Post pertinent et utile pour la pratique. Le couple « contexte clinique agressif chez sujet jeune (masse médiastino-pulmonaire, LDH élevée) + petites/moyennes cellules basaloïdes en nappes avec nécrose/mitoses » doit effectivement faire évoquer un carcinome NUT, surtout sur biopsies bronchiques où l’échantillonnage est limité. Bon rappel des signaux morphologiques, notamment l’inflammation pauvre et l’artefact, qui majorent le risque de classer à tort en carcinome indifférencié, SCLC/NE ou lymphome.
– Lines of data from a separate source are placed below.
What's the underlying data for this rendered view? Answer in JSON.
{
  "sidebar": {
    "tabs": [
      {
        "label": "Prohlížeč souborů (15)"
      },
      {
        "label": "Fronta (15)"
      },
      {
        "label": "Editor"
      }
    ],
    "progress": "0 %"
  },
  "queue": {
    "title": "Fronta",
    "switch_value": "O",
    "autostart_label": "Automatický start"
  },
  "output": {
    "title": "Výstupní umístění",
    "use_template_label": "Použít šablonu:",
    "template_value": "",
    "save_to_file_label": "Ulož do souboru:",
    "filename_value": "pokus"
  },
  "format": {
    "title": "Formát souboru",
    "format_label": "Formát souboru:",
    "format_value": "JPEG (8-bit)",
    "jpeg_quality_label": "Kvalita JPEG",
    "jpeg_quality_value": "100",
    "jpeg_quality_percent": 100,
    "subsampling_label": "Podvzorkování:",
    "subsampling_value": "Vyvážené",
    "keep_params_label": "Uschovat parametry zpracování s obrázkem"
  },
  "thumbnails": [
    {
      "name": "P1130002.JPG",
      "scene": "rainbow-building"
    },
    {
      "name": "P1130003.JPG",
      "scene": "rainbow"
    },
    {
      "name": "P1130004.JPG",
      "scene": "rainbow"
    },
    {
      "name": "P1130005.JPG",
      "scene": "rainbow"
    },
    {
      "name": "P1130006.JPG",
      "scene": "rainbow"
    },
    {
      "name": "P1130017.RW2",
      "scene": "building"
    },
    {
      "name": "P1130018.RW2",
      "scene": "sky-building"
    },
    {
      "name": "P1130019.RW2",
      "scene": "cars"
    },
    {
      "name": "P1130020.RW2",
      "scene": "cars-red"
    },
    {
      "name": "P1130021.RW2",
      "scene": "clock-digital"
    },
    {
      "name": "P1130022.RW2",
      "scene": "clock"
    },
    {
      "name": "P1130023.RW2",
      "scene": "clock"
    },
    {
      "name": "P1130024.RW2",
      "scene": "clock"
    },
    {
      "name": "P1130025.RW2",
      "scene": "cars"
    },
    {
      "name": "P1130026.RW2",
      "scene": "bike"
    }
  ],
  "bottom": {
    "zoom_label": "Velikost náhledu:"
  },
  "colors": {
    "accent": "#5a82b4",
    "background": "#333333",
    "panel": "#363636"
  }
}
Pour le contrôle qualité, il serait utile de préciser un algorithme IHC minimal : p40/p63 et pan-cytokératines, synaptophysine/chromogranine/INSM1 (en gardant à l’esprit la positivité parfois focale), CD45 si doute, puis NUT en cas de discordance clinico-morphologique. Mentionner aussi la confirmation par FISH/NGS (réarrangements NUTM1) et les limites de l’IHC (faux négatifs sur tissus pauvres).